This post continues from the derivation of the univariate linear regression model as explained in the previous post. Here we will use the equations derived and the in practice to implement the model.
Univarite Function
We start this discussion by considering the function used in this post. The function that we will use is
$$y = 2x + 15 + \xi$$
Where $\xi$ is a random variable that will introduce noise to the data. The data is generated using the following code.
import numpy as np
import matplotlib.pyplot as plt
import pandas as pd
# x between 0 and 100 in steps of 1
x = np.arange(0, 101, 1)
# generate a noisy line
l = (2*x) + 15
random_multiplier = 5
e = np.random.randn(len(x))*random_multiplier
y = l + e
# plot the data
plt.plot(x, y)
plt.plot(x, l, '--')
plt.xlim([0, 101])
plt.ylim([0, 200])
plt.show()
# save the data to a csv file
pd.DataFrame(y).to_csv("data.csv", header=False, index=True)

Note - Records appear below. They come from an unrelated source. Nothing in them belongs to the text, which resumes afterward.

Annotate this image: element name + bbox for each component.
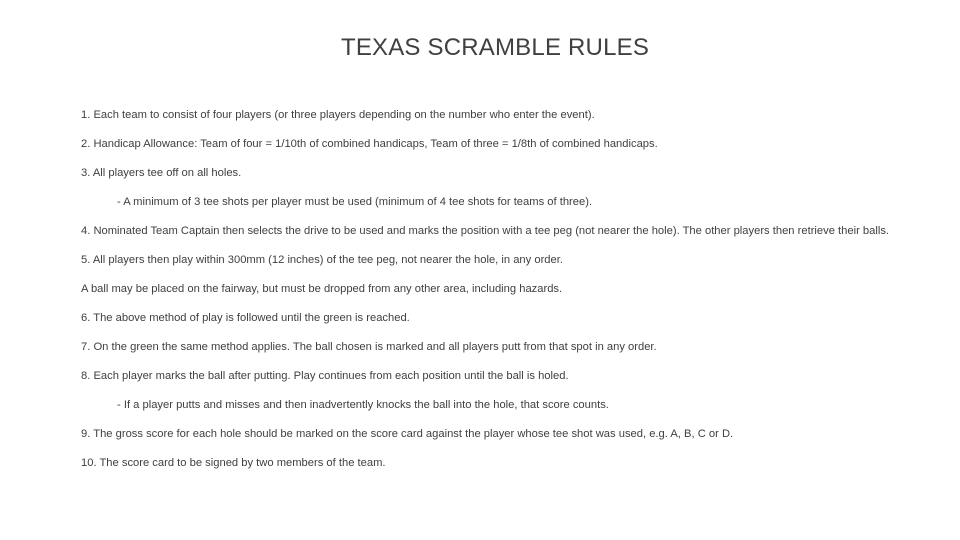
rule-item: 5. All players then play within 300mm (12 inches) of the tee peg, not nearer the hole, in any order. [81,254,563,266]
page-title: TEXAS SCRAMBLE RULES [340,34,650,61]
rule-item: A ball may be placed on the fairway, but must be dropped from any other area, including hazards. [81,283,563,295]
rule-item: 7. On the green the same method applies. The ball chosen is marked and all players putt from that spot in any order. [81,341,657,353]
rule-item: 6. The above method of play is followed until the green is reached. [81,312,410,324]
rule-item: 3. All players tee off on all holes. [81,167,242,179]
rule-item: 8. Each player marks the ball after putting. Play continues from each position until the ball is holed. [81,370,569,382]
rule-item: 2. Handicap Allowance: Team of four = 1/10th of combined handicaps, Team of three = 1/8th of combined handicaps. [81,138,658,150]
rule-item: 4. Nominated Team Captain then selects the drive to be used and marks the position with a tee peg (not nearer the hole). The other players then retrieve their balls. [81,225,890,237]
rule-sub-item: - If a player putts and misses and then inadvertently knocks the ball into the hole, that score counts. [117,399,609,411]
rule-item: 10. The score card to be signed by two members of the team. [81,457,386,469]
rule-item: 9. The gross score for each hole should be marked on the score card against the player whose tee shot was used, e.g. A, B, C or D. [81,428,734,440]
rule-item: 1. Each team to consist of four players (or three players depending on the number who enter the event). [81,109,595,121]
rule-sub-item: - A minimum of 3 tee shots per player must be used (minimum of 4 tee shots for teams of three). [117,196,593,208]
rules-list [81,108,931,485]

Note that the data is saved in a CSV file to use subsequently.
Finding the Linear Regression Coefficients
In the previous post we discussed how if we are given a set of points;
$$ (x_1, y_1), (x_2, y_2), \dots, (x_i, y_i), \dots ,(x_n, y_n)$$
It is possible to fit the line
$$ \hat{y} = a_0 + a_1 x$$
through the data such that:
$$a_0 = \frac{\sum_{i=1}^{n} x_i \sum_{i=1}^{n} y_i - \sum_{i=1}^{n} x_i \sum_{i=1}^{n} y_i x_i}{n \sum_{i=1}^{n} x_i^2 - (\sum_{i=1}^{n} x_i)^2} $$
and
$$a_1 = \frac{n \sum_{i=1}^{n} x_i - \sum_{i=1}^{n} x_i \sum_{i=1}^{n} y_i}{n \sum_{i=1}^{n} x_i^2 - (\sum_{i=1}^{n} x_i)^2} $$
We notice that the equations are made of several summations, and it might be helpful to list the most important ones out.
$$\sum_{i=1}^{n} x_i$$ |
$$\sum_{i=1}^{n} y_i$$ |
$$\sum_{i=1}^{n} y_i x_i$$ |
$$\sum_{i=1}^{n} x_i^2$$ |
We notice that terms such as $n \sum_{i=1}^{n} x_i^2$ or $\sum_{i=1}^{n} x_i^2$ can be generated from the functions listed above.
We can therefore implement the equations above in Python as follows. The relevant information is stored in a pandas dataframe to make it easier to access.
import pandas as pd
# import data from csv
data = pd.read_csv("data.csv")
data.columns=['x', 'y']
# add new columns required to solve the problem
data['x_sq'] = data['x']**2
data['xy'] = data['x']*data['y']
# calculate the sums of the data
sum_x = data['x'].sum()
sum_y = data['y'].sum()
sum_x_sq = data['x_sq'].sum()
sum_xy = data['xy'].sum()
n = len(data)
print(f'sum_x: {sum_x}, sum_y: {sum_y}, sum_x_sq: {sum_x_sq}, sum_xy: {sum_xy}, n: {n}')
# calculate the slope and intercept
a_0 = (sum_x_sq*sum_y - sum_x*sum_xy)/(n*sum_x_sq - sum_x**2)
a_1 = (n*sum_xy - sum_x*sum_y)/(n*sum_x_sq - sum_x**2)
print(f'a_0: {a_0}, a_1: {a_1}')
The coefficients obtained depend on the noise available in the data. With the code above, we can see that the coefficients are around $a_0 = 15$ and $a_1 = 2$.